Juanita was not one of the original protagonists of The Three-Cornered War.
Initially I planned to write about her husband, Manuelito, a powerful Navajo headman who had a long history of resisting Spanish, Mexican, and American incursions into Diné Bikéyah, the Navajo homeland. I wrote a chapter about him, and had nearly completed Part One when I decided that if I focused instead on Juanita, I would be still able to narrate the history of Navajo resistance, forced surrender, and removal during the Civil War, but also emphasize the effects of these events on civilians and women in Navajo society.
Juanita was just a teenager when she married Manuelito. Soon after their wedding, the Civil War began.
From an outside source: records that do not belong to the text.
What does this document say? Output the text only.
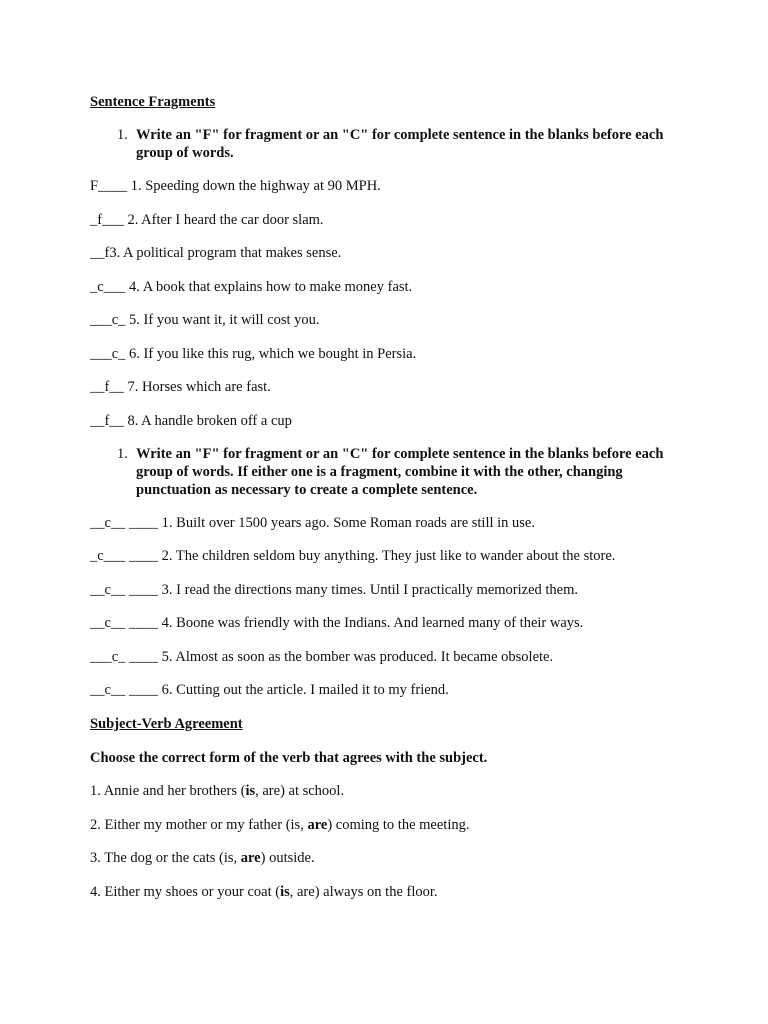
Sentence Fragments

1. Write an "F" for fragment or an "C" for complete sentence in the blanks before each group of words.

F____ 1. Speeding down the highway at 90 MPH.

_f___ 2. After I heard the car door slam.

__f3. A political program that makes sense.

_c___ 4. A book that explains how to make money fast.

___c_ 5. If you want it, it will cost you.

___c_ 6. If you like this rug, which we bought in Persia.

__f__ 7. Horses which are fast.

__f__ 8. A handle broken off a cup

1. Write an "F" for fragment or an "C" for complete sentence in the blanks before each group of words. If either one is a fragment, combine it with the other, changing punctuation as necessary to create a complete sentence.

__c__ ____ 1. Built over 1500 years ago. Some Roman roads are still in use.

_c___ ____ 2. The children seldom buy anything. They just like to wander about the store.

__c__ ____ 3. I read the directions many times. Until I practically memorized them.

__c__ ____ 4. Boone was friendly with the Indians. And learned many of their ways.

___c_ ____ 5. Almost as soon as the bomber was produced. It became obsolete.

__c__ ____ 6. Cutting out the article. I mailed it to my friend.

Subject-Verb Agreement

Choose the correct form of the verb that agrees with the subject.

1. Annie and her brothers (is, are) at school.

2. Either my mother or my father (is, are) coming to the meeting.

3. The dog or the cats (is, are) outside.

4. Either my shoes or your coat (is, are) always on the floor.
They were together throughout the 1860s, and readers of The Three-Cornered War will follow her as she, Manuelito, and their band negotiate with, manipulate, and evade Union forces in Diné Bikéyah, and then are forced by impending starvation to surrender to the U.S. Army in the fall of 1866.
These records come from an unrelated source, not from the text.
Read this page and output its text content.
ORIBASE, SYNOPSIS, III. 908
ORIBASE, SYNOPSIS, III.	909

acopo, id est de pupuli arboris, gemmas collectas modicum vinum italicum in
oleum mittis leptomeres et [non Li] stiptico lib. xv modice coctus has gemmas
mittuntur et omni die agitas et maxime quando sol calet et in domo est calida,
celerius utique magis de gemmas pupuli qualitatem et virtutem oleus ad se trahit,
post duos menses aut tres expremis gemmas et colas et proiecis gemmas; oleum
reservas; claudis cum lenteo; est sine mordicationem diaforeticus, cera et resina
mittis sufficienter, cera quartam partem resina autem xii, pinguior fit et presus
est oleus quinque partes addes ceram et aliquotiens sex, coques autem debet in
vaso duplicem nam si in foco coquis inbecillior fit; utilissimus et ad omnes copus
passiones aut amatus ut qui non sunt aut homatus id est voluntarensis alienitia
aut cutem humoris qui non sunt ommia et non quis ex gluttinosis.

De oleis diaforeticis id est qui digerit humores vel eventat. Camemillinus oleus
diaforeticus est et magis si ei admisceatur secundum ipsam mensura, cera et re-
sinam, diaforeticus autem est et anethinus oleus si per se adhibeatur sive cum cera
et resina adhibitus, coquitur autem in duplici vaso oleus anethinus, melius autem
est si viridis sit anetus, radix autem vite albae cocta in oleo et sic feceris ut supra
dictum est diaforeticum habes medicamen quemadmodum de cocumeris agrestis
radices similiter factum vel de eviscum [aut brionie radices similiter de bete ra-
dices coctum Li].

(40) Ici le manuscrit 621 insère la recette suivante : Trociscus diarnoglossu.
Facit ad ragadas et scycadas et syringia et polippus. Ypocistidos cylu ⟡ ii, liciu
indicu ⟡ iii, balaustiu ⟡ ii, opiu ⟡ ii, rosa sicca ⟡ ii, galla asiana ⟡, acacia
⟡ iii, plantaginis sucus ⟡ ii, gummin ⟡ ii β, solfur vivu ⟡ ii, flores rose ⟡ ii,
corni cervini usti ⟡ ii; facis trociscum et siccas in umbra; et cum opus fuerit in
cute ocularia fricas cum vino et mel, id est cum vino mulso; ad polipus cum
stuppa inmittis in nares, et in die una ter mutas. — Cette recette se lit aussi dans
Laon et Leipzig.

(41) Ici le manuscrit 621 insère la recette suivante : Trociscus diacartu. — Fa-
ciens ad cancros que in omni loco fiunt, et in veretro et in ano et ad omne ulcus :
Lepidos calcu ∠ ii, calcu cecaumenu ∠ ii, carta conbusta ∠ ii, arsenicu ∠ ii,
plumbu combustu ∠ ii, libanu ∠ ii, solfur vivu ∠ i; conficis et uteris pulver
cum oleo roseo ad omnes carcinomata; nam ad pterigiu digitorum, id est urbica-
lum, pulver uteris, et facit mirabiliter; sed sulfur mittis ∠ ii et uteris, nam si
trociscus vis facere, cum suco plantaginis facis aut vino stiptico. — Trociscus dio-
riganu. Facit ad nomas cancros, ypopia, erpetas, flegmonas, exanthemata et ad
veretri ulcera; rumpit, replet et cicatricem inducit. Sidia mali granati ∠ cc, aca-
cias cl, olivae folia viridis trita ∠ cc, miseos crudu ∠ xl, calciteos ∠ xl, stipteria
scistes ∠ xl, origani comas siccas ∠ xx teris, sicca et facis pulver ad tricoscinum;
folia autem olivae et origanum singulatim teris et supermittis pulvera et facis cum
Juanita’s story of the Long Walk and incarceration at Bosque Redondo dominates the final part of the book; she is also the only protagonist who remains in the Southwest from beginning to end. Juanita’s wartime experience was one of suffering, but also persistence and survival. Of all of the protagonists she is, I think, the heart of the book. And her story reveals the extent to which the Civil War in the West was a three-cornered war.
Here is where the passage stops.